For the past fifteen years, South Africa has been taxing poultry imports from the United States. This chicken tax has not been popular among representatives in the U.S. Congress. Senator Chris Coons of Delaware has been particularly vocal, and his opposition was again reported on in a New York Times article two weeks ago.
Senator Coons’ concerns are twofold: the tax hampers U.S. poultry exports, one of Delaware’s staple industries. Additionally, the tax is considered unfair given that South Africa receives trade benefits under the African Growth and Opportunity Act (AGOA), a non-reciprocal trade program that allows sub-Saharan countries party to the agreement to export approved products to the United States untaxed. As a member of AGOA since 2000, South Africa has benefited from untaxed exports to the United States for products such as luxury automobiles and wine.

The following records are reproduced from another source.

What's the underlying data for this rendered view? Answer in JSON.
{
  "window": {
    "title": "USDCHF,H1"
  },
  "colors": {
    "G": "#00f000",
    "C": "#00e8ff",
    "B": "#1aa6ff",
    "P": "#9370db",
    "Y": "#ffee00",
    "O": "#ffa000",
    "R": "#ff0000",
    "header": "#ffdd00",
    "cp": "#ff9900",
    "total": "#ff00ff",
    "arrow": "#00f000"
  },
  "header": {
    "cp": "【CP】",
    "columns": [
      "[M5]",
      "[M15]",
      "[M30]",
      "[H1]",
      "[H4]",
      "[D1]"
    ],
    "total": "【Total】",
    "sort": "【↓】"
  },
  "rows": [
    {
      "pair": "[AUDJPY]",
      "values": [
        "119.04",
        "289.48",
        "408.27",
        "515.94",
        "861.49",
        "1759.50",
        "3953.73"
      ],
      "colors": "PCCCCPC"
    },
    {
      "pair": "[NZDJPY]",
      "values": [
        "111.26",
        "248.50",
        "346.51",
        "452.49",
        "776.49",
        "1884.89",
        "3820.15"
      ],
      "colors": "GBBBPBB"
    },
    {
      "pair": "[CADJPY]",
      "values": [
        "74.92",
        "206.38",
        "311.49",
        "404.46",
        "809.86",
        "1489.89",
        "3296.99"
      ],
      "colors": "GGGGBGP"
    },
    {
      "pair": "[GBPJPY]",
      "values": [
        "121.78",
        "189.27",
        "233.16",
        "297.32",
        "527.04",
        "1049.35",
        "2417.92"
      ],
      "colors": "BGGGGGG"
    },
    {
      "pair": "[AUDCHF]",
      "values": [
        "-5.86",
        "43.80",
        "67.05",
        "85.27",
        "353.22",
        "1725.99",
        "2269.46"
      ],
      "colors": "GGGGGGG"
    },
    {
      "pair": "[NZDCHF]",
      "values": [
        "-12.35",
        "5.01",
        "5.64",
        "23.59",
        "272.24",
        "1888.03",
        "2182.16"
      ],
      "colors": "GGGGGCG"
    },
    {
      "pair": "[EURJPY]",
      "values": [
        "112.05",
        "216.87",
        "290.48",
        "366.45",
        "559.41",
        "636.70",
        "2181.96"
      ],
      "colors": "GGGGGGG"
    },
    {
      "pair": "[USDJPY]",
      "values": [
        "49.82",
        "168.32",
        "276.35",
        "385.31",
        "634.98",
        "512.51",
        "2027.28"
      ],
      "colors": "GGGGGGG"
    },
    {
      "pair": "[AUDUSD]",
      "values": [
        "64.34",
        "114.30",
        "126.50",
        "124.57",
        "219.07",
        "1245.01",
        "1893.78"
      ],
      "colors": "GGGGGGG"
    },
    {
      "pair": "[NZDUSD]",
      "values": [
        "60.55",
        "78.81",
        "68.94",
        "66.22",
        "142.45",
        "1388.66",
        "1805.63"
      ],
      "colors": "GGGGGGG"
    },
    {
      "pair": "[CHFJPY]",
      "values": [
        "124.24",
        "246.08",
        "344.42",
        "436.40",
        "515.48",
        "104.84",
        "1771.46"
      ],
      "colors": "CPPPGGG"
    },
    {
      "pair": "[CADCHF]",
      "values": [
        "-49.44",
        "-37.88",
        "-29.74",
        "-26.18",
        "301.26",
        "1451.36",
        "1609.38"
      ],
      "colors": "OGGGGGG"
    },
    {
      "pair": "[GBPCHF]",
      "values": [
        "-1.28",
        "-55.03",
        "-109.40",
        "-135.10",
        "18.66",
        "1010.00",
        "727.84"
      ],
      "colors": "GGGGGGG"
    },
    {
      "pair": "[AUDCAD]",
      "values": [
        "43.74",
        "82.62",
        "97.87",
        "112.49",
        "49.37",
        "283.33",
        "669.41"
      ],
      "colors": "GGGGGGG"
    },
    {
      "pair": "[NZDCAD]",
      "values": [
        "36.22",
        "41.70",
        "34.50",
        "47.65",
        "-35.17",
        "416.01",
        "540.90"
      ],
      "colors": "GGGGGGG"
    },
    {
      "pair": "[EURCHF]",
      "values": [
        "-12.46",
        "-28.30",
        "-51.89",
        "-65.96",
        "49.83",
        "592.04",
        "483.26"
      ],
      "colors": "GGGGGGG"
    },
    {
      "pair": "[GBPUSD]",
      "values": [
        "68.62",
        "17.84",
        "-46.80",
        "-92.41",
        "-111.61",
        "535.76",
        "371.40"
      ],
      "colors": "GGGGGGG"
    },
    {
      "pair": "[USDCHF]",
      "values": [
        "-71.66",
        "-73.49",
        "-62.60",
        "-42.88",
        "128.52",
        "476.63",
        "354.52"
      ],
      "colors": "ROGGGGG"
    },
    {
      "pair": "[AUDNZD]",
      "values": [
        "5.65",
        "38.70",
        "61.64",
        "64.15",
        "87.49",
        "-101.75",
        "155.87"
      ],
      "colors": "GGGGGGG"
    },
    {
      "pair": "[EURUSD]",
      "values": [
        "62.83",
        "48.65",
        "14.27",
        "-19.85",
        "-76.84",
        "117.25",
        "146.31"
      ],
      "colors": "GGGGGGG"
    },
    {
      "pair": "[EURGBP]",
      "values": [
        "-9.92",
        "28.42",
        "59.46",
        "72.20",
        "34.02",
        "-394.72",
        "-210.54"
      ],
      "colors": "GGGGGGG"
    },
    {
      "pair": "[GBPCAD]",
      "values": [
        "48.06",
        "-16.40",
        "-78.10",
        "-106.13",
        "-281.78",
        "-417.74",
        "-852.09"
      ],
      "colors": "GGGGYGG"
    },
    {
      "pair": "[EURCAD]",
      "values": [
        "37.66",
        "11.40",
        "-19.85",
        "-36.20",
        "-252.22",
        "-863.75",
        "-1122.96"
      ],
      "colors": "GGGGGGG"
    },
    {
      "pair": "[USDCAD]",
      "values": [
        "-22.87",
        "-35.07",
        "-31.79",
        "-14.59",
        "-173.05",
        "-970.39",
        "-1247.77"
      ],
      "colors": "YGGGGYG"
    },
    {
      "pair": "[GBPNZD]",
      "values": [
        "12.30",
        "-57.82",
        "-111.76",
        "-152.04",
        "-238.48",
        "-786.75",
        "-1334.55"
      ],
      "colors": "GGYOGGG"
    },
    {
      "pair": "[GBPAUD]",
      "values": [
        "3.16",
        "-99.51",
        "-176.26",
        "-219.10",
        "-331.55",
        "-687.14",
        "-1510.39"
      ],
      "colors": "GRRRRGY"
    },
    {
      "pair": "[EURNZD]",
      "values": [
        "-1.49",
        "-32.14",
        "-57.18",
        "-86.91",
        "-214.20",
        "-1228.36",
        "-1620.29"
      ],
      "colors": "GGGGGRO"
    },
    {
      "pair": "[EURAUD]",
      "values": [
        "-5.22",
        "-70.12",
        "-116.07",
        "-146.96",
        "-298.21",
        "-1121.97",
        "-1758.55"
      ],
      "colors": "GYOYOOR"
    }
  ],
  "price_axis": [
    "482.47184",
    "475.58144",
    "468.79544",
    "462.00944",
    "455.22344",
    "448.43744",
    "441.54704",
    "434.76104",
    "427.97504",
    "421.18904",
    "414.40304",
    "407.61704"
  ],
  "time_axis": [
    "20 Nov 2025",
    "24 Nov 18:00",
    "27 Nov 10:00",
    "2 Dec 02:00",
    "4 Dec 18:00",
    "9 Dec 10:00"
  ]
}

Despite the grumblings among members of Congress, South Africa has been reluctant to remove the poultry tax. In part, the South African government claims that removing the tax would undermine local producers as U.S. poultry is cheaper than South African poultry. Additionally, South African officials have found justification in the World Trade Organization’s protectionist “anti-dumping” laws, which permit countries to impose levies on a product if it is introduced into a market at less than normal value. South Africa is protecting its local economy not just from cheaper U.S. poultry, but also poultry imports from the Netherlands, Germany, and the United Kingdom as well. Though the chicken tax is intended to protect the local poultry industry, it has unintended consequences. It raises prices because local suppliers do not provide enough poultry to meet local demand.
Though in accordance with the World Trade Organization’s protectionist “anti-dumping” law, South Africa’s chicken tax, which can be as much as 82 percent of the value of poultry imported, has become a thorn in the United States’ side. Senator Coons has gone so far as to recommend that the United States discontinue its AGOA partnership with South Africa. AGOA expires this year and will be up for reauthorization in September. As South Africa faces a projected growth rate of a meager two percent, it is in its interest to re-sign AGOA in order to maintain its export revenue stream. What remains to be seen is whether Senator Coons’ efforts will sway the Obama administration, which is in favor of re-signing the agreement with South Africa. If Coons succeeds, the U.S.-South Africa bilateral relationship along with South Africa’s trade benefits and economic opportunities may change for the worse.